The country represented just over 6% of Tesla's sales in Europe in the first 10 months of the year, according to Matthias Schmidt, an independent auto market analyst.
The bigger risk to the company's bottom line lies further south, in Germany, a country that accounted for almost 20% of its European sales over the same period, based on Schmidt's data, and where the automaker has a factory capable of producing 375,000 cars a year for customers across the continent.
German law makes it prohibitively hard for workers to strike in solidarity with those elsewhere, but sympathy action in the Nordics "may act as a catalyst" for Tesla's German workers to join local unions, Schmidt said.
For more than a year, workers at the Berlin plant have complained of grueling work schedules, staff shortages and strict production targets, according to Markus Sievers, a spokesperson for IG Metall, Germany's biggest labor union.
He declined to say how many of the plant's reported 11,000 workers had joined his union, but noted that it was adding members quickly, and that "a lot" had signed up this year.
"We are not yet at the point where we can arrange for a strike," he told CNN. "We are still building up strength (in numbers)."
A demand on some of IG Metall members' lips? A collective agreement, according to the union.
"The German trade unions are waiting for Tesla to give in," said Hansson of Uppsala University. "And then they have a strong argument: If you can make an exception in Sweden, then (you can make) an exception in Germany."
The road ahead
For Tesla and Musk, negotiating with unions would mean losing face.
The world's biggest maker of electric cars has crushed several efforts by its US workforce to unionize. The country's National Labor Relations Board has accusedTesla of interrogating, disciplining and discriminating against implicated workers.
Musk himself has made no secret of his disdain for unions. The federal agency has directed him to delete a 2018 tweet that hinted Tesla employees would lose their stock options if they formed a union.
More recently, he told the New York Times: "I disagree with the idea of unions," adding that he thought they "naturally try to create negativity in a company."
But protections for organized labor in the United States are much weaker than in Europe.

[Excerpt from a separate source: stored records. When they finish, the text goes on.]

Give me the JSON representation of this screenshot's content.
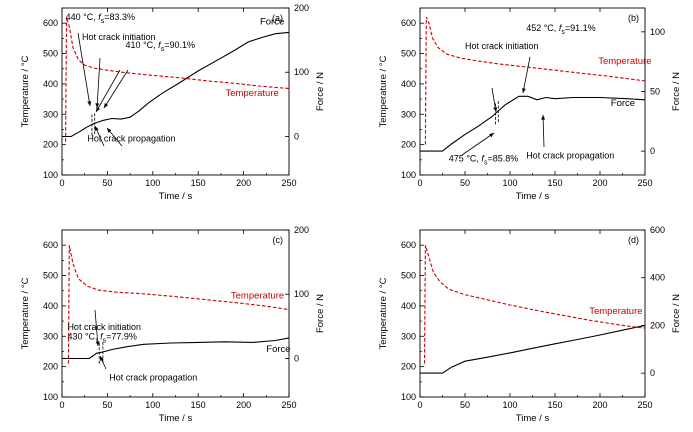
{
  "colors": {
    "force": "#000000",
    "temperature": "#cc0000",
    "axis": "#000000"
  },
  "chart_data": [
    {
      "type": "line",
      "panel_label": "(a)",
      "xlabel": "Time / s",
      "ylabel": "Temperature / °C",
      "y2label": "Force / N",
      "xlim": [
        0,
        250
      ],
      "ylim": [
        100,
        650
      ],
      "y2lim": [
        -60,
        200
      ],
      "xticks": [
        0,
        50,
        100,
        150,
        200,
        250
      ],
      "yticks": [
        100,
        200,
        300,
        400,
        500,
        600
      ],
      "y2ticks": [
        0,
        100,
        200
      ],
      "series": [
        {
          "name": "Force",
          "axis": "y2",
          "style": "solid",
          "x": [
            0,
            10,
            20,
            28,
            35,
            45,
            55,
            65,
            75,
            85,
            95,
            110,
            130,
            150,
            170,
            190,
            205,
            220,
            235,
            250
          ],
          "y": [
            0,
            0,
            8,
            15,
            20,
            25,
            28,
            27,
            30,
            40,
            52,
            67,
            84,
            102,
            118,
            134,
            147,
            154,
            160,
            162
          ]
        },
        {
          "name": "Temperature",
          "axis": "y",
          "style": "dashed",
          "x": [
            4,
            5,
            8,
            12,
            18,
            25,
            35,
            50,
            70,
            100,
            130,
            160,
            190,
            220,
            250
          ],
          "y": [
            210,
            620,
            590,
            520,
            480,
            462,
            452,
            445,
            437,
            428,
            420,
            410,
            402,
            392,
            385
          ]
        }
      ],
      "annotations": [
        {
          "text": "440 °C, ",
          "fs": "83.3%",
          "at": [
            4,
            610
          ]
        },
        {
          "text": "Hot crack initiation",
          "at": [
            22,
            545
          ]
        },
        {
          "text": "410 °C, ",
          "fs": "90.1%",
          "at": [
            70,
            518
          ]
        },
        {
          "text": "Hot crack propagation",
          "at": [
            28,
            210
          ]
        }
      ],
      "markers": [
        33,
        36
      ]
    },
    {
      "type": "line",
      "panel_label": "(b)",
      "xlabel": "Time / s",
      "ylabel": "Temperature / °C",
      "y2label": "Force / N",
      "xlim": [
        0,
        250
      ],
      "ylim": [
        100,
        650
      ],
      "y2lim": [
        -20,
        120
      ],
      "xticks": [
        0,
        50,
        100,
        150,
        200,
        250
      ],
      "yticks": [
        100,
        200,
        300,
        400,
        500,
        600
      ],
      "y2ticks": [
        0,
        50,
        100
      ],
      "series": [
        {
          "name": "Force",
          "axis": "y2",
          "style": "solid",
          "x": [
            0,
            25,
            35,
            50,
            65,
            80,
            95,
            110,
            120,
            130,
            140,
            150,
            170,
            200,
            230,
            250
          ],
          "y": [
            0,
            0,
            6,
            14,
            21,
            29,
            39,
            46,
            46,
            43,
            45,
            44,
            45,
            45,
            44,
            43
          ]
        },
        {
          "name": "Temperature",
          "axis": "y",
          "style": "dashed",
          "x": [
            6,
            7,
            10,
            14,
            20,
            30,
            45,
            65,
            90,
            120,
            150,
            180,
            210,
            250
          ],
          "y": [
            200,
            620,
            600,
            550,
            520,
            498,
            485,
            475,
            465,
            455,
            445,
            435,
            425,
            410
          ]
        }
      ],
      "annotations": [
        {
          "text": "452 °C, ",
          "fs": "91.1%",
          "at": [
            118,
            575
          ]
        },
        {
          "text": "Hot crack initiation",
          "at": [
            50,
            515
          ]
        },
        {
          "text": "Temperature",
          "at": [
            198,
            465
          ]
        },
        {
          "text": "475 °C, ",
          "fs": "85.8%",
          "at": [
            32,
            145
          ]
        },
        {
          "text": "Hot crack propagation",
          "at": [
            118,
            155
          ]
        }
      ],
      "markers": [
        84,
        87
      ]
    },
    {
      "type": "line",
      "panel_label": "(c)",
      "xlabel": "Time / s",
      "ylabel": "Temperature / °C",
      "y2label": "Force / N",
      "xlim": [
        0,
        250
      ],
      "ylim": [
        100,
        650
      ],
      "y2lim": [
        -60,
        200
      ],
      "xticks": [
        0,
        50,
        100,
        150,
        200,
        250
      ],
      "yticks": [
        100,
        200,
        300,
        400,
        500,
        600
      ],
      "y2ticks": [
        0,
        100,
        200
      ],
      "series": [
        {
          "name": "Force",
          "axis": "y2",
          "style": "solid",
          "x": [
            0,
            30,
            38,
            45,
            55,
            70,
            90,
            120,
            150,
            180,
            210,
            235,
            250
          ],
          "y": [
            0,
            0,
            8,
            10,
            14,
            18,
            22,
            24,
            25,
            26,
            25,
            28,
            32
          ]
        },
        {
          "name": "Temperature",
          "axis": "y",
          "style": "dashed",
          "x": [
            7,
            8,
            12,
            18,
            28,
            40,
            60,
            90,
            120,
            160,
            200,
            230,
            250
          ],
          "y": [
            210,
            600,
            540,
            490,
            465,
            452,
            445,
            440,
            432,
            420,
            408,
            397,
            388
          ]
        }
      ],
      "annotations": [
        {
          "text": "Hot crack initiation",
          "at": [
            6,
            320
          ]
        },
        {
          "text": "430 °C, ",
          "fs": "77.9%",
          "at": [
            6,
            290
          ]
        },
        {
          "text": "Temperature",
          "at": [
            186,
            425
          ]
        },
        {
          "text": "Force",
          "at": [
            225,
            248
          ]
        },
        {
          "text": "Hot crack propagation",
          "at": [
            52,
            155
          ]
        }
      ],
      "markers": [
        41,
        45
      ]
    },
    {
      "type": "line",
      "panel_label": "(d)",
      "xlabel": "Time / s",
      "ylabel": "Temperature / °C",
      "y2label": "Force / N",
      "xlim": [
        0,
        250
      ],
      "ylim": [
        100,
        650
      ],
      "y2lim": [
        -100,
        600
      ],
      "xticks": [
        0,
        50,
        100,
        150,
        200,
        250
      ],
      "yticks": [
        100,
        200,
        300,
        400,
        500,
        600
      ],
      "y2ticks": [
        0,
        200,
        400,
        600
      ],
      "series": [
        {
          "name": "Force",
          "axis": "y2",
          "style": "solid",
          "x": [
            0,
            25,
            35,
            50,
            75,
            100,
            125,
            150,
            175,
            200,
            225,
            250
          ],
          "y": [
            0,
            0,
            25,
            50,
            67,
            85,
            104,
            123,
            141,
            160,
            180,
            200
          ]
        },
        {
          "name": "Temperature",
          "axis": "y",
          "style": "dashed",
          "x": [
            5,
            6,
            10,
            15,
            22,
            32,
            50,
            75,
            100,
            130,
            160,
            190,
            220,
            240,
            250
          ],
          "y": [
            210,
            600,
            560,
            510,
            480,
            455,
            437,
            420,
            403,
            385,
            368,
            352,
            338,
            330,
            327
          ]
        }
      ],
      "annotations": [
        {
          "text": "Temperature",
          "at": [
            188,
            373
          ]
        }
      ],
      "markers": []
    }
  ]
}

Carlson at Stockholm University said a realistic alternative to entering into a collective agreement in Sweden would be for Tesla to hire a contractor, which would then sign such an agreement. That would allow Musk to keep the union at arm's length.
Amazon (AMZN) did something similar when it entered the Swedish market in 2020, contracting a German-Swiss logistics firm already signed up to a collective agreement with the Swedish Transport Workers' Union to operate its warehouse in the country.
For now, Tesla has dug in. Earlier this month, it advertised for a role in Nordic legal and government affairs — specifically, someone "with a proven track record of getting regulatory changes made" in the region.
The successful candidate will help ensure "political, regulatory and fiscal frameworks" in the Nordics "support Tesla's mission," according to the advert posted on LinkedIn.
For Carlson, the new role shows ignorance of the Swedish context.
"That shows a complete lack of understanding with respect to what the system (of collective bargaining) is about, and with respect to how foundational it is in Swedish society — not just in the legal system," she said.